The last twenty-four hours, I'm turning in a tunnel, world kaleidescope, looking at the center piece of glass, red. That's the Kali Temple in Calcutta. I'm there. I've been there since the crux of 1999, just as it turned to 2000. On the top step of a back entrance, not where I want to be, but I follow directions from the priest. Why is he waving me to the step just above this goat? Why does he want me to be in direct line with that baby girl, held by her mother, whose father looks to me?
Nothing is in English, it hasn't been for weeks. Ritual looks the same everywhere; I'm deaf, but the drumbeat reaches through marble, up through my smoothly shaven legs, wispy silk, feathery against the back of my knees. In that hint of sensation, just like that, the guantlet drops, and what I have forsaken in thought rolls to the ground. Blood at my feet. The goat's eyes are still open, soft look, nothing ever happened to this creature to inspire fear - I can see that in the file of the iris. It was never afraid.
I'm wondering if some creatures come into form simply to participate in someone else's ritual. Could sacrifice be this clean? If not, what have I entered, in the blood-dripping jowls of Kali's house?
A few days earlier I stand in line at another Kali temple. If you could call it a line. Indians push eachother through a small doorway, as if they want to be taken. They want to be eaten. Pulled apart. Not gently, politely changed. They want that kind of death that only the dark goddess can deliver. They want
that kind of liberation from the mind. Shoved into the grinder, I move like a snake through the internal passages, and only for a glimpse of a moment do I see her face - gilded, wild, tongue fully extended, eyes striken with full seeing. Just as fast I'm spit out, stumbling down the tail end of the temple steps. Under my breath I spew,
Jesus f'ing Christ! This is crazy. Crazy and great, I feel good. So good that I stuff my bandana in my bag and walk down the street, open-mouthed, the stench of old fruit, dust, fuel, and the hanging homeless kids stepping on my feet. We smile (how crazy is that) and we are free - these kids and me. That's when I'm ready for the next temple.
So now, the priest leans over the dead goat, "You want baby?" Already stepping over into open space, "Yes, I want a baby. Yes, I do." Orange robes along the temple floor, caterpillar leads the way, "Come then, I show you the tree."
I hear the wailing before I see the branches. And then I can't tell because the branches are drenched with red. Long-haired women with arms over head tie strands of their hair, entwined with prayer threads, frenzied screams, onto extending tree limbs. With sheers in hand, the brahmin priest says, "Down." I bow down, so far from Illinois I cannot remember my birth name anymore, so close in prayer to my dream that I kneel just for the feel of dirt on my skin.
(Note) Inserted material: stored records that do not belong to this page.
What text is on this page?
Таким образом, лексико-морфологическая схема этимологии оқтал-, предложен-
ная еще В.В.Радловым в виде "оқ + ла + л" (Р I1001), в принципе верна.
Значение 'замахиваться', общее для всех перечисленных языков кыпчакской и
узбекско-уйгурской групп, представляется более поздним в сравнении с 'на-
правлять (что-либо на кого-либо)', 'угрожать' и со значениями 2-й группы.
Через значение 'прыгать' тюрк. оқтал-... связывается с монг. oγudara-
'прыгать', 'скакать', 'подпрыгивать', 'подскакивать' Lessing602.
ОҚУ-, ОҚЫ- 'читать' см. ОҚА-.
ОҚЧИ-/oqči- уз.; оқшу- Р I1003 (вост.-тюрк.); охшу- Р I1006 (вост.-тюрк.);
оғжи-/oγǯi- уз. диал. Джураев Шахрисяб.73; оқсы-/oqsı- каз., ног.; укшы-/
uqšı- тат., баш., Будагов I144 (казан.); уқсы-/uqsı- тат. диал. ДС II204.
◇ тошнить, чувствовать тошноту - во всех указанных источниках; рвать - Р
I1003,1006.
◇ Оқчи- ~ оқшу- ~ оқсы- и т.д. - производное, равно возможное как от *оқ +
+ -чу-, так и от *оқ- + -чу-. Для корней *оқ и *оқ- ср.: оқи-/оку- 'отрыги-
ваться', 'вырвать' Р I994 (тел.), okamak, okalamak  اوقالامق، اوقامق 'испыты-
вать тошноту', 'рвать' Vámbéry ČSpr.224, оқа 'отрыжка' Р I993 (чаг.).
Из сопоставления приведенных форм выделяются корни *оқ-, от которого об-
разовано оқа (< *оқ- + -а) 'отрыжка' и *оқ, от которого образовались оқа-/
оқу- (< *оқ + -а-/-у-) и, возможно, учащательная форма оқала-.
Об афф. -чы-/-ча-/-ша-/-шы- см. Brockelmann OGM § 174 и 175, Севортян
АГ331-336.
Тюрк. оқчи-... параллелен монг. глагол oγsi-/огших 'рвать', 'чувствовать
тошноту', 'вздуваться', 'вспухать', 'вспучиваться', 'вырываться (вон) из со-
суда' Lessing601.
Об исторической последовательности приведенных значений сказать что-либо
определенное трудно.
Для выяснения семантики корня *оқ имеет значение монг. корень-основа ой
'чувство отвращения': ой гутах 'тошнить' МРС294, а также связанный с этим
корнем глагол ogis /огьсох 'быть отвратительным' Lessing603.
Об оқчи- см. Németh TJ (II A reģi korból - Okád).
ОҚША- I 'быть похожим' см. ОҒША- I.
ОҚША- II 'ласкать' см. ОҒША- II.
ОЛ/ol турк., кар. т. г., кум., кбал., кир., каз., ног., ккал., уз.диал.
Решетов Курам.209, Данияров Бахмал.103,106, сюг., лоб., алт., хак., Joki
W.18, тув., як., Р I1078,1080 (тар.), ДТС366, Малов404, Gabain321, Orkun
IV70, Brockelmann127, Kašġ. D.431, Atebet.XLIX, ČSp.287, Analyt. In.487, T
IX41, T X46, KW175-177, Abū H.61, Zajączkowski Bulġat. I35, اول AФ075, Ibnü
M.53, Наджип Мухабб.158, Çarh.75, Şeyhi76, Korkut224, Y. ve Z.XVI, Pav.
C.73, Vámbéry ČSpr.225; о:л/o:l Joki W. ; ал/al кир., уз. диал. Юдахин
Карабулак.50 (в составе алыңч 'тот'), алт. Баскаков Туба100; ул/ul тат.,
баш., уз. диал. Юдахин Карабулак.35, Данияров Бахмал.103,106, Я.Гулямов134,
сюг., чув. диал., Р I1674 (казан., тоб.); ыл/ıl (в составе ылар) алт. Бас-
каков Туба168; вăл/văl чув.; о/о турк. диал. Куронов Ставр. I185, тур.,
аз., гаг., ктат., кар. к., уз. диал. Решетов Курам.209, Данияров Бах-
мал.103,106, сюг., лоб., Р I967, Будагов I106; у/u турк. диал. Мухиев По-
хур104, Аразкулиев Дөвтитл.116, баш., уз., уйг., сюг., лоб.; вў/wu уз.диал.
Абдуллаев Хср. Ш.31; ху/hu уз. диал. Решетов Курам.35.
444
I wrap blonde with red, blonde with red, some dirt in there, too, for luck. When the traces of my being hang beside countless others, I raise my wrist so that he can tie the remaining thread into a bracelet. He asks, "Did you pray?"
Yes I prayed. I called them by name, my unborn children. Inside, I bellowed into that canyon, "OK, hey, ok, I'm ready now. You can come now. I'm here. Please, come now."
I thought that was it. You know, it was a pretty big gesture, the wide-sweeping kind. I thought I could return to the US, resume my life, and like the Virgin Mary, receive the seed in a sacred dream.
But Kali. Ha. You can't visit that many Kali temples and expect to remain intact (tho I did expect just that). She had other plans for me. The kind of take-you-further-to-your-knees plans. Makes me think of my friend
Holly (hang in there, honey). That part is another story.
Yesterday, Kali hovering, I drag down boxes, riffle through files, search for the video of that fertility ritual. I've never looked at it - but seven years later I'm ready. I have it documented somewhere. River plays with her baby dolls on the floor, so attentive with beautiful blankets, "What do-een, Mama? What do-een?" There she is, looking red and blonde, "It's ok, love, I'm just looking for some pictures."
Before bed, ten pages into
Monica's amazing book, I fall into a dream. And then it's all night: Monica and me, we're running down back roads, dirt roads, and I don't know if it's India or Ohio. It's us as girls and we laugh, so happy to be running, so happy for dirt, driven by something so old that tear streaks turn to smiles. All I see is her bangs, short bangs at ten, and, half-dirt ourselves, we laugh hard.
I know this morning that I have found the beginning of my book. Finally, stewing for a year over low fire, I know it's that temple, that goat, that tree, my hair, and that prayer. The beginning of River's Grace.